Robert van den Oever: Hallo und herzlich willkommen bei Morningstar. Heute sprechen wir mit dem Aktienanalysten Niklas Kammer, der ab sofort die Aktien von Euronext verfolgt, der Börsengruppe, die wir unter anderem von den Börsen in Amsterdam, Brüssel, Paris und Lissabon kennen.
Niklas, kannst Du uns etwas mehr über diese Aktie, ihren Fair Value und das Moat-Rating erzählen?
Niklas Kammer: Wir haben angefangen, Euronext-Aktien zu bewerten. Euronext ist, wie Du gerade sagtest, ein auf Europa fokussiertes Börsenunternehmen. Unsere Schätzung für den fairen Wert liegt bei 88 Euro pro Aktie und die Aktie hat ein Narrow Moat Rating. Unser Moat-Rating ergibt sich vor allem aus der starken Position des Unternehmens im Handel mit Aktien auf dem Kassamarkt. Aber sie hat auch eine sehr gute Position bei Indizes und Indexderivaten, die auf ihrer Positionierung im Aktienkassahandel beruht.
Van den Oever: Sie ist also ein wichtiger Akteur in Europa. Der Netzwerkeffekt ist wichtig. In letzter Zeit hat es einige Übernahmen gegeben. Kannst du uns etwas mehr darüber erzählen?
Kammer: Um einen Schritt zurückzutreten und die Sache von einer höheren Ebene aus zu betrachten, denke ich, dass sich alle börsennotierten Unternehmen weltweit und insbesondere die europäischen Unternehmen auf die Diversifizierung ihrer Erträge konzentriert haben. Sie versuchen also, sich von den volatileren Handelseinnahmen oder Einnahmequellen zu lösen und sich mehr auf gebühren- und abonnementbasierte Einnahmequellen zu konzentrieren. Und dabei muss man vor allem an Daten denken. Es geht hier also wirklich um Daten.
Ein weiterer Punkt, auf den sich die Börsen konzentriert haben, ist die weitere Diversifizierung der Lieferkette des gesamten Börsengeschäfts und der Infrastruktur des Finanzmarktes. Euronext hat in diesem Bereich einen großen Schritt getan, indem es die Borsa Italiana von der London Stock Exchange Group übernommen hat, wodurch es eine viel bessere Position im Handel mit festverzinslichen Wertpapieren erlangt hat, aber auch, was sehr wichtig ist, eine eigene Clearingstelle, die eine sehr starke Wettbewerbsposition hat. Das ist ein großer Fortschritt im Wettbewerb mit den größeren europäischen Gruppen.
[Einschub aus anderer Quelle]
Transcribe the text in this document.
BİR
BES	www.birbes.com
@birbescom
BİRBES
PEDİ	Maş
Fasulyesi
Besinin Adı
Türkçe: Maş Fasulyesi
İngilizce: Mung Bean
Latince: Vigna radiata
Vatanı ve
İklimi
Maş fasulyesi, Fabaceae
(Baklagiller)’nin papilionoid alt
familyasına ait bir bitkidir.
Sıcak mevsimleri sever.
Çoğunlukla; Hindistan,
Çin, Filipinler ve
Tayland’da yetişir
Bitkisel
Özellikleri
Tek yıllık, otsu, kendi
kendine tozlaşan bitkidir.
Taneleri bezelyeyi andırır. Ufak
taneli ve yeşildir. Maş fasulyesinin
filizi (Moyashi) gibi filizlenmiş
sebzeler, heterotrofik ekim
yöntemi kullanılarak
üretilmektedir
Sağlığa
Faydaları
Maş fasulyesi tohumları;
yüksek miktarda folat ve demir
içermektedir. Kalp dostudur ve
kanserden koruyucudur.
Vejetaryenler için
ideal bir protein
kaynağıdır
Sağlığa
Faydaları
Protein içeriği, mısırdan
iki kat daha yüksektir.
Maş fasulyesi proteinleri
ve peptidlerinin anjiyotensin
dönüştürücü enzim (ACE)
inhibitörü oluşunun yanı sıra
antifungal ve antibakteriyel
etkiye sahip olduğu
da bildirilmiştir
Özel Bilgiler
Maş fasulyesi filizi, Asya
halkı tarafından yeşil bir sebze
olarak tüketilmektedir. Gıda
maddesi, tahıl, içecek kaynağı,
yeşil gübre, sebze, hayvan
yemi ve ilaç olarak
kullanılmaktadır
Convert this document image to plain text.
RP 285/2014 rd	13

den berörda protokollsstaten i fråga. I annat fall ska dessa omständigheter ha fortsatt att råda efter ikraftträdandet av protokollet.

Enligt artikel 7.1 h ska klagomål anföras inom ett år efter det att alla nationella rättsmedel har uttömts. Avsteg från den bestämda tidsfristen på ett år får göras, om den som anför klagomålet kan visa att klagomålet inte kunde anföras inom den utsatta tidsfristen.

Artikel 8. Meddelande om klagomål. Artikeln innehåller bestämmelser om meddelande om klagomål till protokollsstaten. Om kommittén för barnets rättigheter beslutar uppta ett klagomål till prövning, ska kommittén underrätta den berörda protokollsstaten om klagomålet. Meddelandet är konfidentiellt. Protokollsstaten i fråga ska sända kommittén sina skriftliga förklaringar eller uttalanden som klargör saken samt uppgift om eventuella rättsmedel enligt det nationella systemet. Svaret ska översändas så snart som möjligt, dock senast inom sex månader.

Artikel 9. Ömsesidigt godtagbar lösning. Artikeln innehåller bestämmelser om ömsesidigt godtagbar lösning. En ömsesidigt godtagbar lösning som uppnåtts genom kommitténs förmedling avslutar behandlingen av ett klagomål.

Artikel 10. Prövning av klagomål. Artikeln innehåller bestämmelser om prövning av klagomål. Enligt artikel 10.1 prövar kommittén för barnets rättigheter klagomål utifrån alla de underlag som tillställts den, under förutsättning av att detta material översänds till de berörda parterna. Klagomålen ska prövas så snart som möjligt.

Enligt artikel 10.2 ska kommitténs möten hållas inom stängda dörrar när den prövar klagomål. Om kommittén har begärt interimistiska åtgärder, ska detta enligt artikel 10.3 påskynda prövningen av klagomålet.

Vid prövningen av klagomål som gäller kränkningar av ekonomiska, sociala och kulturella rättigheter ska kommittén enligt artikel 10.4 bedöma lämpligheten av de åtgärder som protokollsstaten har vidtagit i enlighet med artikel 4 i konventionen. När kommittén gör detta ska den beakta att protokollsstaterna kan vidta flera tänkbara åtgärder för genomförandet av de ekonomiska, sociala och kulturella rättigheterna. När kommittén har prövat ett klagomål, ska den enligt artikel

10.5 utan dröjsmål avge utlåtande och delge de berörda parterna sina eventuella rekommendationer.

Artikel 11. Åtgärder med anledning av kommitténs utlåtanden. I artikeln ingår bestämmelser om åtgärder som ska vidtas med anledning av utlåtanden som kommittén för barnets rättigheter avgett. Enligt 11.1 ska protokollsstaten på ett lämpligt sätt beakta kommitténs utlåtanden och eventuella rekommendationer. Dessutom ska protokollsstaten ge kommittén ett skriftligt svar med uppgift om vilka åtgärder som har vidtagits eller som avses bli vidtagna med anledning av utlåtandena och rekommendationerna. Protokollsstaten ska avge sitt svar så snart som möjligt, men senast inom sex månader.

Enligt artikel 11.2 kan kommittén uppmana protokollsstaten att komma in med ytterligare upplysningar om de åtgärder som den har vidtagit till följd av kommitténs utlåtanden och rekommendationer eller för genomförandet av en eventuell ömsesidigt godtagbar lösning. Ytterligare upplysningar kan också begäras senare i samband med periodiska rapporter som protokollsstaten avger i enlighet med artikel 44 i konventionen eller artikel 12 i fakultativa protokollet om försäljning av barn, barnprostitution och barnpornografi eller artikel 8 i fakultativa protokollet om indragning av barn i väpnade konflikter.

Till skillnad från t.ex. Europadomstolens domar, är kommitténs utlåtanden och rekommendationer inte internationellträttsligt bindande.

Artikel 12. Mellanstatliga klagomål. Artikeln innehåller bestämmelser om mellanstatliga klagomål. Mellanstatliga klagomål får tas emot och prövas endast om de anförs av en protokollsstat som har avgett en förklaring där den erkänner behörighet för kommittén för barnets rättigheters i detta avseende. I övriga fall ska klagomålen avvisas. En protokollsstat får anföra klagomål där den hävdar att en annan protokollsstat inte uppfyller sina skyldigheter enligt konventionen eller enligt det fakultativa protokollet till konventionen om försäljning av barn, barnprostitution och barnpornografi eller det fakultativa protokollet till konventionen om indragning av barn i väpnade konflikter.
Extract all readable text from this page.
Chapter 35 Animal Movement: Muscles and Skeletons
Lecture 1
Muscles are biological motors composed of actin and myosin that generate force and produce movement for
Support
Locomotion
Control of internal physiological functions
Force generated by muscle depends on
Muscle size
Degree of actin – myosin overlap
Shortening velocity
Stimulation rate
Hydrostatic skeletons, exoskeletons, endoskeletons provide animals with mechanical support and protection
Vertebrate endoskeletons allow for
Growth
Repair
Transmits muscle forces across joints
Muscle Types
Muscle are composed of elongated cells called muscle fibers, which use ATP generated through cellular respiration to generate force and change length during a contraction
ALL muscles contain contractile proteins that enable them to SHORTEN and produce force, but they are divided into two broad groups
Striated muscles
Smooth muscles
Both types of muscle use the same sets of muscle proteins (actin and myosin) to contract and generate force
Van den Oever: Also ein wichtiger Akteur für Europa, aber nicht der einzige. Wir haben noch ein paar andere. Die London Stock Exchange zum Beispiel. Auch die Deutsche Börse. Wenn Sie Euronext mit diesen beiden Konkurrenten vergleichen, wie ist die Position?
Kammer: Zunächst einmal denke ich, dass Euronext aus wettbewerbsrechtlicher Sicht eindeutig der kleinste der drei ist und wirklich versucht, aufzuholen, und das ist in gewisser Weise sehr schwierig, weil wir Börsenwerte oder die Werte, die den Geschäften dieser Börsenunternehmen zugrunde liegen, als sehr "moaty" ansehen, also mit einem hohen Wettbewerbsvorteil. Sie sind teuer im Aufbau und schwer in diesem Wettbewerbsumfeld zu positionieren. Euronext hat also aufgeholt, was den Aufbau einer so starken Wettbewerbsposition angeht.
Aber die beiden größeren Gruppen, die du erwähnt hast, die London Stock Exchange Group und die Deutsche Börse, haben ein viel umfassenderes Angebot, vor allem im Indexgeschäft und auch im Datengeschäft. Und genau aus diesen Gründen ist unsere bevorzugte Aktie im Moment die London Stock Exchange, weil sie das beste Angebot vom Anfang der Wertschöpfungskette, dem Handel, bis hin zum Clearing am Ende dieser Wertschöpfungskette hat. Dann recyceln sie all diese Informationen, die sie in der Wertschöpfungskette sammeln, zu neuen Daten, die sie an ihre Kunden verkaufen.
Van den Oever: Niklas, vielen Dank für Ihre Einblicke in die Landschaft der Börsenunternehmen in Europa. Danke fürs Zuschauen. Für Morningstar bin ich Robert van den Oever.